Now, the Pacers have egg on their faces. So do the Grizzlies. Who is to blame? I’d say the Hornets.
A day after Mark Cuban blasted the NBA-owned Hornets for paying out big cash in a trade for Carl Landry, the team from the Bayou screwed up the best-laid plans of the Pacers and Grizzlies. I can think of at least three owners who are going to push the league to either sell the Hornets to a buyer in New Orleans as soon as possible or get on with relocating the team to a city where new ownership can be found. (UPDATE: Phil Jackson is publicly expressing a similar sentiment to that of Cuban, dropping this classic Zen saying: “If New Orleans happens to win the championship, does everybody get a trophy in the NBA?” h/t Pacers Digest)
When the league took over the Hornets it also took on the responsibility to run the franchise in a professional manner until a buyer comes along. It is not doing so right now. The NBA is simply incapable of running a team the way a normal owner/general manager duo would. If you are a conspiracy theorist, the NBA just gave you one more reason to think the league has it out for the Pacers or any other small market team. I don’t believe this to be true, but I do fault the NBA for being incompetent in its quest to keep a team in New Orleans.

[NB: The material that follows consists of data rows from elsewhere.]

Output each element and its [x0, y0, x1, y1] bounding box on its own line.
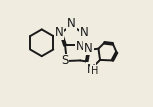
Text: N: N: [54, 26, 63, 39]
Text: N: N: [67, 17, 76, 30]
Text: N: N: [84, 42, 93, 55]
Text: N: N: [76, 40, 85, 53]
Text: S: S: [61, 54, 68, 68]
Text: H: H: [91, 66, 98, 76]
Text: N: N: [80, 26, 89, 39]
Text: N: N: [87, 63, 95, 76]
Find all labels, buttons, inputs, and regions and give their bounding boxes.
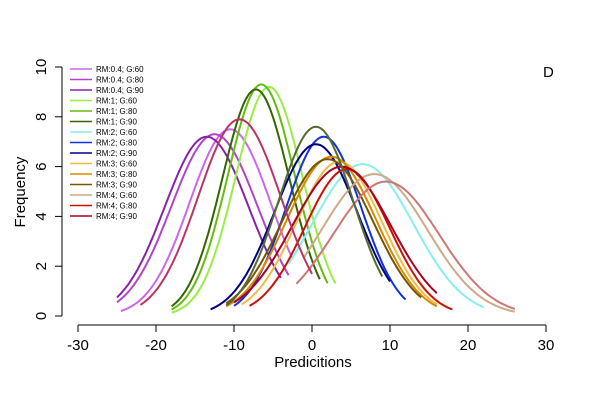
series-line-16: [139, 118, 313, 306]
y-tick-label: 4: [33, 212, 50, 220]
x-tick-label: 0: [308, 337, 316, 354]
series-line-14: [233, 165, 438, 304]
panel-label: D: [543, 64, 554, 81]
legend-entry: RM:0.4; G:60: [96, 65, 144, 74]
x-tick-label: -30: [67, 337, 89, 354]
legend-entry: RM:3; G:90: [96, 181, 137, 190]
x-tick-label: 20: [460, 337, 477, 354]
legend-entry: RM:3; G:80: [96, 170, 137, 179]
series-line-12: [303, 173, 516, 313]
y-tick-label: 0: [33, 312, 50, 320]
legend-entry: RM:2; G:80: [96, 139, 137, 148]
y-tick-label: 6: [33, 162, 50, 170]
series-line-10: [225, 155, 438, 308]
y-tick-label: 8: [33, 113, 50, 121]
legend-entry: RM:1; G:90: [96, 118, 137, 127]
legend-entry: RM:4; G:90: [96, 212, 137, 221]
axes: -30 -20 -10 0 10 20 30 0 2 4 6 8 10: [33, 59, 554, 354]
series-line-6: [287, 163, 485, 309]
x-tick-label: 10: [382, 337, 399, 354]
legend-entry: RM:4; G:60: [96, 191, 137, 200]
series-line-15: [295, 180, 516, 310]
legend-entry: RM:1; G:60: [96, 97, 137, 106]
x-tick-label: 30: [538, 337, 555, 354]
legend-entry: RM:0.4; G:90: [96, 86, 144, 95]
legend-entry: RM:3; G:60: [96, 160, 137, 169]
y-axis-label: Frequency: [12, 156, 29, 227]
legend-entry: RM:2; G:60: [96, 128, 137, 137]
legend-entry: RM:2; G:90: [96, 149, 137, 158]
series-line-4: [171, 83, 329, 311]
series-curves: [116, 83, 516, 314]
series-line-17: [225, 125, 384, 307]
x-tick-label: -10: [223, 337, 245, 354]
legend-entry: RM:1; G:80: [96, 107, 137, 116]
legend-entry: RM:4; G:80: [96, 202, 137, 211]
series-line-0: [120, 128, 294, 312]
y-tick-label: 10: [33, 59, 50, 76]
legend-entry: RM:0.4; G:80: [96, 76, 144, 85]
series-line-1: [116, 133, 290, 304]
x-tick-label: -20: [145, 337, 167, 354]
series-line-2: [116, 135, 282, 299]
y-tick-label: 2: [33, 262, 50, 270]
series-line-11: [225, 158, 422, 305]
x-axis-label: Predicitions: [274, 354, 352, 371]
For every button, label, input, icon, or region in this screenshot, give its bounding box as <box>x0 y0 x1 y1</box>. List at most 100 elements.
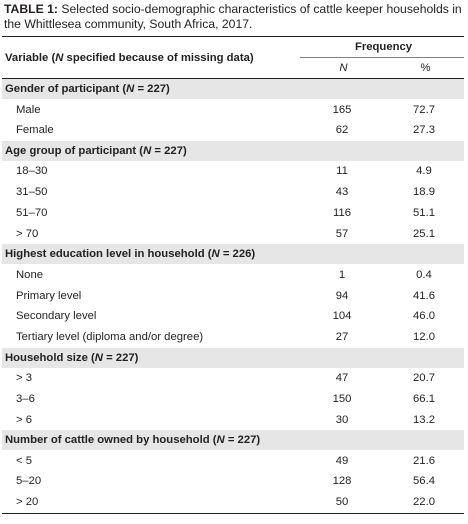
group-heading-n: N <box>143 144 152 157</box>
table-row: Male 165 72.7 <box>2 99 464 120</box>
variable-header-n: N <box>55 51 64 64</box>
row-n-value: 150 <box>332 392 352 405</box>
table-header: Variable (N specified because of missing… <box>2 36 465 79</box>
row-label: 3–6 <box>16 392 35 405</box>
row-percent-value: 66.1 <box>413 392 435 405</box>
group-row: Age group of participant (N = 227) <box>2 140 465 161</box>
row-label: 5–20 <box>16 475 42 488</box>
table-row: > 3 47 20.7 <box>2 368 464 389</box>
row-percent-value: 51.1 <box>413 206 435 219</box>
group-row: Gender of participant (N = 227) <box>2 78 465 100</box>
table-row: 3–6 150 66.1 <box>2 389 464 410</box>
table-caption: TABLE 1: Selected socio-demographic char… <box>4 2 464 31</box>
row-n-value: 11 <box>336 165 348 178</box>
table-row: 51–70 116 51.1 <box>2 203 464 224</box>
variable-header-post: specified because of missing data) <box>63 51 254 64</box>
row-n-value: 1 <box>338 268 346 281</box>
row-percent-value: 22.0 <box>384 491 465 514</box>
row-n-value: 104 <box>332 310 352 323</box>
row-percent-value: 27.3 <box>413 124 435 137</box>
group-heading: Highest education level in household (N … <box>2 244 465 265</box>
row-n-value: 128 <box>332 475 352 488</box>
row-label: > 3 <box>16 372 33 385</box>
variable-header-pre: Variable ( <box>5 51 56 64</box>
row-label: 51–70 <box>16 206 48 219</box>
row-label: > 6 <box>16 413 33 426</box>
group-heading-pre: Household size ( <box>5 351 95 364</box>
group-row: Household size (N = 227) <box>2 347 465 368</box>
row-n-value: 94 <box>335 289 349 302</box>
row-label: Male <box>16 103 41 116</box>
row-label: 31–50 <box>16 186 48 199</box>
row-label: 18–30 <box>16 165 48 178</box>
table-row: 18–30 11 4.9 <box>2 161 464 182</box>
group-heading-n: N <box>94 351 103 364</box>
row-percent-value: 25.1 <box>413 227 435 240</box>
percent-column-header: % <box>384 57 465 79</box>
row-n-value: 116 <box>332 206 351 219</box>
group-heading: Gender of participant (N = 227) <box>2 78 465 100</box>
row-n-value: 30 <box>335 413 349 426</box>
table-row: None 1 0.4 <box>2 264 464 285</box>
row-percent-value: 0.4 <box>416 268 432 281</box>
row-n-value: 165 <box>332 103 352 116</box>
group-heading-n: N <box>126 83 135 96</box>
row-label: Female <box>16 124 54 137</box>
characteristics-table: Variable (N specified because of missing… <box>2 36 465 514</box>
row-percent-value: 18.9 <box>413 186 435 199</box>
row-label: > 70 <box>16 227 39 240</box>
row-n-value: 50 <box>300 491 384 514</box>
row-percent-value: 4.9 <box>416 165 432 178</box>
table-row: Female 62 27.3 <box>2 120 464 141</box>
group-heading-post: = 227) <box>134 83 170 96</box>
group-heading: Age group of participant (N = 227) <box>2 140 465 161</box>
frequency-header: Frequency <box>300 36 465 58</box>
table-row: < 5 49 21.6 <box>2 450 464 471</box>
row-n-value: 27 <box>335 331 349 344</box>
row-percent-value: 56.4 <box>413 475 435 488</box>
row-percent-value: 21.6 <box>413 454 435 467</box>
row-label: Tertiary level (diploma and/or degree) <box>16 331 204 344</box>
group-heading-post: = 226) <box>219 248 256 261</box>
row-label: None <box>16 268 44 281</box>
row-n-value: 47 <box>335 372 349 385</box>
row-percent-value: 13.2 <box>413 413 435 426</box>
table-row: 5–20 128 56.4 <box>2 471 464 492</box>
row-label: < 5 <box>16 454 33 467</box>
table-row: > 70 57 25.1 <box>2 223 464 244</box>
variable-header: Variable (N specified because of missing… <box>2 36 300 79</box>
row-percent-value: 12.0 <box>413 331 435 344</box>
table-row: > 6 30 13.2 <box>2 409 464 430</box>
group-row: Number of cattle owned by household (N =… <box>2 430 465 451</box>
group-heading: Number of cattle owned by household (N =… <box>2 430 465 451</box>
row-n-value: 62 <box>335 124 349 137</box>
group-heading-pre: Number of cattle owned by household ( <box>5 434 217 447</box>
group-heading-post: = 227) <box>224 434 261 447</box>
table-body: Gender of participant (N = 227) Male 165 72… <box>2 78 465 514</box>
row-n-value: 43 <box>335 186 349 199</box>
row-percent-value: 46.0 <box>413 310 435 323</box>
caption-label: TABLE 1: <box>4 2 58 16</box>
group-heading-post: = 227) <box>102 351 139 364</box>
group-heading-pre: Age group of participant ( <box>5 144 144 157</box>
row-percent-value: 20.7 <box>413 372 435 385</box>
group-heading-post: = 227) <box>151 144 187 157</box>
table-row: Primary level 94 41.6 <box>2 285 464 306</box>
group-heading-n: N <box>211 248 220 261</box>
row-n-value: 57 <box>335 227 349 240</box>
group-heading-n: N <box>216 434 225 447</box>
row-percent-value: 41.6 <box>413 289 435 302</box>
table-row: Tertiary level (diploma and/or degree) 27… <box>2 327 464 348</box>
group-row: Highest education level in household (N … <box>2 244 465 265</box>
caption-text: Selected socio-demographic characteristi… <box>4 2 462 31</box>
group-heading-pre: Highest education level in household ( <box>5 248 212 261</box>
group-heading: Household size (N = 227) <box>2 347 465 368</box>
row-label: Primary level <box>16 289 82 302</box>
group-heading-pre: Gender of participant ( <box>5 83 127 96</box>
row-label: > 20 <box>2 491 300 514</box>
table-row: > 20 50 22.0 <box>2 491 465 514</box>
row-label: Secondary level <box>16 310 97 323</box>
row-n-value: 49 <box>335 454 349 467</box>
row-percent-value: 72.7 <box>413 103 435 116</box>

The more important question for the Pacers becomes, what about the rest of the season for Josh McRoberts and Brandon Rush? After this attempted trade, neither player is likely vital to the long-term plans of the Pacers, but both are important for the rest of this season.

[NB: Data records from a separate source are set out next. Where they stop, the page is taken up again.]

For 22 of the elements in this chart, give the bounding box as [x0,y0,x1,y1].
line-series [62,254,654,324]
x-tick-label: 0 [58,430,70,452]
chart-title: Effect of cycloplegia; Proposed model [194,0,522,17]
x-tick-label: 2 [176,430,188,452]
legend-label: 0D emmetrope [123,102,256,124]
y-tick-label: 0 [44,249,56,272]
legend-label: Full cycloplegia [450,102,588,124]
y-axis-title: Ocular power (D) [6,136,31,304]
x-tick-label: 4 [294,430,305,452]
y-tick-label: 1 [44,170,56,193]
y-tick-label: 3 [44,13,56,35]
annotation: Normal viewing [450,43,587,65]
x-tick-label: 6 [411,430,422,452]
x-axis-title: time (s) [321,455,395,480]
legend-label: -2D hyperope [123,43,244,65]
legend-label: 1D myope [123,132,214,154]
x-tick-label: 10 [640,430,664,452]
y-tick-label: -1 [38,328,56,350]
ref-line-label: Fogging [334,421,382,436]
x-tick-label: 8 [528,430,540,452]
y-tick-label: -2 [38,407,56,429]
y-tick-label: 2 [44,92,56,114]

Given the questions about the Pacers’ collective fragile psyche throughout the season, you have to wonder how McRoberts and Rush will react to yesterday’s soap opera. It would be easy to say, “suck it up, ignore it, and be a professional.”
That conveniently ignores the fact that these guys are human.
McRoberts now knows for sure that Tyler Hansbrough is presently in the long-term plans of the Pacers and that he is likely not. McRoberts has played his role very well in the past dozen games, and now this happens. How does the starting power forward react?
Rush, one day removed from a game-winning dunk against Detroit, knows for sure that Paul George is really the shooting guard of the future. Rush was only put into the starting lineup when Mike Dunleavy went down to preserve the second unit dynamic that has worked so well under coach Frank Vogel. Given Rush’s struggles to be consistent, how does he respond to the knowledge that the Pacers tried to trade him away?
It will be interesting to see if McRoberts and Rush can be consistent, solid contributors on the heels of the aborted trade.